Así, los herederos no podrán tener el piso desocupado. Estarán obligados a vivir en él (ellos mismos o un familiar de primer grado), venderlo o alquilarlo de acuerdo con el tope de rentas de las zonas declaradas tensionadas (prácticamente, toda Catalunya).
“No están sujetas a las limitaciones previstas en el artículo 9.9, siempre que se justifiquen adecuadamente:
a) Las adquisiciones de las viviendas individuales por causa de muerte.

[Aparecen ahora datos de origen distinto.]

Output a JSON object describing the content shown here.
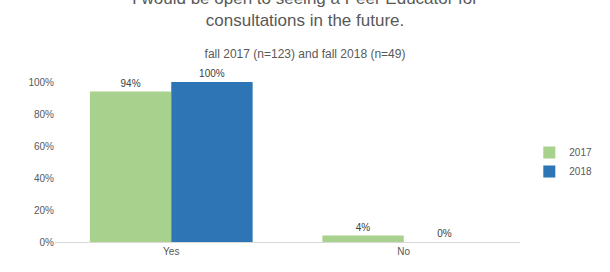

En tal caso, las personas adquirentes, si no transmiten la vivienda ni la utilizan como vivienda habitual propia o de un familiar en primer grado, tendrán que destinarlo a arrendamiento de vivienda habitual de acuerdo con el régimen de contención de rentas aplicable. Las adquisiciones por causa de muerte de edificios completos quedan sujetas a la limitación prevista en el art 9.9 por esta clase de inmuebles”, dice textualmente la proposición.
En la actualidad, la Generalitat ya cobra un impuesto por a los pisos vacíos para intentar movilizar vivienda y desalentar que se tengan desocupados. La propuesta de los Comunes va, pues, un paso más allá.
En todo caso, el principal objetivo de la proposición de ley son los grandes tenedores, aquellos propietarios con cinco o más viviendas en las zonas tensionadas. Éstos tendrán prohibido comprar pisos sueltos siempre que no sea para residir en ellos. Ni podrán comprarlos para alquilar después, ni tampoco comprar para reformar y luego vender.
En el caso de las personas físicas (los que no son empresas) que no sean gran tenedor, sí podrán comprar viviendas individuales, pero solo para residir en ellas o destinarlas a alquiler habitual con contención de rentas. También se permitiría comprar pisos para familiares hasta segundo grado. La segundas residencias estarían asimismo limitadas. Tocaría a una por hogar y no se podrían nunca poner en alquiler.
Se trata de una proposición de ley que ahora ha de iniciar el trámite parlamentario y que con toda seguridad será sometida a enmiendas. El redactado final, pues, puede ser muy diferente al introducido por el partido de Colau.
Quedar abierto también el encaje legal de una limitación así. El Govern y los Comunes quieren vehicularlo a través de la ley de Urbanismo autonómica, pero en el sector inmobiliario ya cuentan que recurrirán cualquier norma en este sentido. Argumentan que ataca la propiedad individual recogida en la constitución y que cualquier cambio de esta magnitud debería realizarse a través de una ley orgánica en el Congreso.